PETALING JAYA: The Malaysian Association of Tour and Travel Agents (MATTA) has urged banks to simplify procedures for loans so that small and medium-sized tourism players can face the current economic challenges.

MATTA president Datuk Tan Kok Liang (pic) said they received feedback from tourism players on the challenges related to certain conditions and processing time.

“They find it hard to qualify if banks still choose to evaluate applicants based on traditional criteria, with high obstacles and terms and conditions, during these extraordinary times, ” said Tan, who was a panellist at the Covid-19 Bread and Butter Series: Banking, Finance and Leasing for the Tourism Industry webinar yesterday.

The forum, moderated by MATTA honorary secretary-general Nigel Wong, was the second in a three-part series organised by MATTA in collaboration with Star Media Group Bhd.

“We understand that these loans are up to 80% guaranteed by Credit Guarantee Corporation Malaysia Bhd, or Syarikat Jaminan Pembiayaan Perniagaan (SJPP). The banks should simplify the procedures. Don’t take months or weeks to approve loans, ” he pointed out.

He added that small players had complained about being held back by the need to present updated audited accounts and latest bank statements.

Tan said SMEs could access three financing facilities under the Stimulus Package – RM5bil Special Relief Facility (SRF) allocation (to alleviate short-term cash flow problems faced by SMEs affected by Covid-19); RM1bil Agrofood Facility Allocation (to increase food production for domestic consumption and export) and RM300mil SME Automation and Digitalisation Facility Allocation (to incentivise SMEs to automate and digitalise operations to improve productivity and efficiency).

He said the Association of Banks in Malaysia (ABM) had on April 10 announced that financial institutions had approved 1,300 applicants under the three facilities, with funds totalling RM682mil.

“We hope tourism companies’ loans are included among the 1,300 applicants, ” he said.

Tan also claimed that credit and leasing companies were not following Bank Negara’s directive on the six-month moratorium on loan repayments.

“The government has called for lender organisations registered under the Moneylenders Act 1951 to provide facilities to provide a moratorium of SME instalment payments for six months beginning April. We only have three months, and then we have to re-apply, ” he said.“To date, we do not see much cooperation and they had remained unsympathetic with the difficulties that bus owners are facing.

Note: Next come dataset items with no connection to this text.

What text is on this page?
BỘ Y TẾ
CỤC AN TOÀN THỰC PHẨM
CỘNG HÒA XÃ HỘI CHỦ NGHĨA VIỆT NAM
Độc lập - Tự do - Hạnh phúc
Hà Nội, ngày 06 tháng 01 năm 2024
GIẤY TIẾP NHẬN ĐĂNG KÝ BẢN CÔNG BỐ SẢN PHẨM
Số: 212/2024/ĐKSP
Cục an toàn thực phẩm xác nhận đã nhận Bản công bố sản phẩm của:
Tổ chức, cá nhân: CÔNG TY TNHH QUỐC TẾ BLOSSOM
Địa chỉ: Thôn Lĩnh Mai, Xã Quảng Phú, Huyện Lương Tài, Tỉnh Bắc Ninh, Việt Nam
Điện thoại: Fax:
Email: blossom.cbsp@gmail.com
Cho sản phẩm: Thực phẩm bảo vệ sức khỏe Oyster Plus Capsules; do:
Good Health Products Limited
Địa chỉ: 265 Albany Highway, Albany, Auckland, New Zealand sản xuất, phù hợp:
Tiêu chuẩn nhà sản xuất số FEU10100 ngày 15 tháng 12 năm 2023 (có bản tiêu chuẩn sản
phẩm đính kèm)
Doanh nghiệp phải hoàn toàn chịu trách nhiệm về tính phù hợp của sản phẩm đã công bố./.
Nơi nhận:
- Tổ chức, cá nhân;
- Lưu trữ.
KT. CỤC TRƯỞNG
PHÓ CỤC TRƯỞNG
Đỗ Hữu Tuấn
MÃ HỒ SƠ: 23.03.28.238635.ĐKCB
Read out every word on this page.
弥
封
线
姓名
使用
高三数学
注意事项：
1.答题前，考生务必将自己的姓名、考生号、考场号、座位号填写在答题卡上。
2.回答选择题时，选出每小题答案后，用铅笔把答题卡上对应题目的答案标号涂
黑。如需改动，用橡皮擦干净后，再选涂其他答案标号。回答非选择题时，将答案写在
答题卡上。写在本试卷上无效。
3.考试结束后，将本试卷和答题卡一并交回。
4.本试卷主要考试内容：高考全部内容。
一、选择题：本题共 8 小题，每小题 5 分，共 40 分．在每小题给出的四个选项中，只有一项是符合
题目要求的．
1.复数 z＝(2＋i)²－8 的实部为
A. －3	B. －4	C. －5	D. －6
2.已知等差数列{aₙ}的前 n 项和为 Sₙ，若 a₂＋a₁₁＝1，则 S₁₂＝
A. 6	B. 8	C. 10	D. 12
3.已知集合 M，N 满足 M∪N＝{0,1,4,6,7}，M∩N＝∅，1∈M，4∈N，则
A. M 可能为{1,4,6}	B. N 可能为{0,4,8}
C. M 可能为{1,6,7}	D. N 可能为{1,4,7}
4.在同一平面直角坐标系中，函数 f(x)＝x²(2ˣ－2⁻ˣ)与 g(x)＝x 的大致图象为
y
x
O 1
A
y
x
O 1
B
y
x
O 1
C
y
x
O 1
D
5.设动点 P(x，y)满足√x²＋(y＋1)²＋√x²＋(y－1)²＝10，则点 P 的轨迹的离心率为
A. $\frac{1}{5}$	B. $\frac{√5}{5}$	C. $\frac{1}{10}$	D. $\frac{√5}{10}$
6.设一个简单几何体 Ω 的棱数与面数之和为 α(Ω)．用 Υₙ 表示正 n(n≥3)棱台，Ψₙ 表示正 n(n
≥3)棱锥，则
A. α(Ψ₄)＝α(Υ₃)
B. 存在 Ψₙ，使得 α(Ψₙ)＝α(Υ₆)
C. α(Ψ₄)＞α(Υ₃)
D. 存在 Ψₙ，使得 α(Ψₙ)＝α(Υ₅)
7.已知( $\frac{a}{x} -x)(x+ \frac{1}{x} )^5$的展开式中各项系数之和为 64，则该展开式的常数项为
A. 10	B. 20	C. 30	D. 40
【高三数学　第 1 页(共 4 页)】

“This is alarming as the majority of tour operators have fleets of vehicles that are a significant component of the tourism industry, ” he stressed.

“There are currently some 6,508 permits for tour buses, and 11,708 hire-and-drive permits. Under the current scenario, we can expect repossession by leasing companies due to defaults on loan repayment.

“Unless a longer moratorium or debt restructuring is done, we are looking at a large number of tourism vehicles at the repossession stockyard, with book debts over RM500mil, ” he said.

Tan also said the threshold of companies “inability to pay debts” should be raised from RM50,000 to RM100,000 during this period to minimise winding-up petitions by creditors.

“We also urge the government, and particularly Bank Negara, to reassess the situation on the fifth month on the likelihood of further extension of the six-month moratorium to minimise repossession of vehicles and winding up of SMEs, ” he said.

“If funds are hard to come by, then there is no stimulus package. Resuscitated tourism companies need working capital in preserving jobs and paying taxes when the economy rebounds, ” he said.

He added that the Tourism Minister had announced that an estimated one million employees in the tourism sector would lose their jobs.“Commercial banks have a critical role to play in ensuring our country’s economic fabric remain intact. They can support us by effectively utilising the liquidity made available by Bank Negara by lending to businesses that are in need of lifelines.

“This is to ensure the tourism industry remains resilient, ” he said, adding that MATTA’s recent survey has revealed that 69.5% of its members would not “close shop”, and that they hope the tourism industry would stabilise by June next year.

Alliance Bank Malaysia Bhd group SME banking head Ernest Kwong Kah Wah, who represented ABM, said banks looked at various aspects of viability for responsible financing, adding that SMEs should discuss with their banks if they could not revive their businesses within the stipulated time.

He said banks had no intention to kill businesses and foresees more loans to be approved to assist SMEs.

“To apply for a loan, entrepreneurs must have the ability to pay, or debts will only be a problem later, ” added Kwong.

Fellow speaker, Taylor’s University Associate Prof Dr Hafezali Iqbal Hussain, said the sustainability of the tourism sector depended on how players formulate plans and activities to meet customer expectations.

Prof Hafezali said industry players needed to leverage technology to offer a smooth experience for customers to boost domestic and international travels and to encourage spending.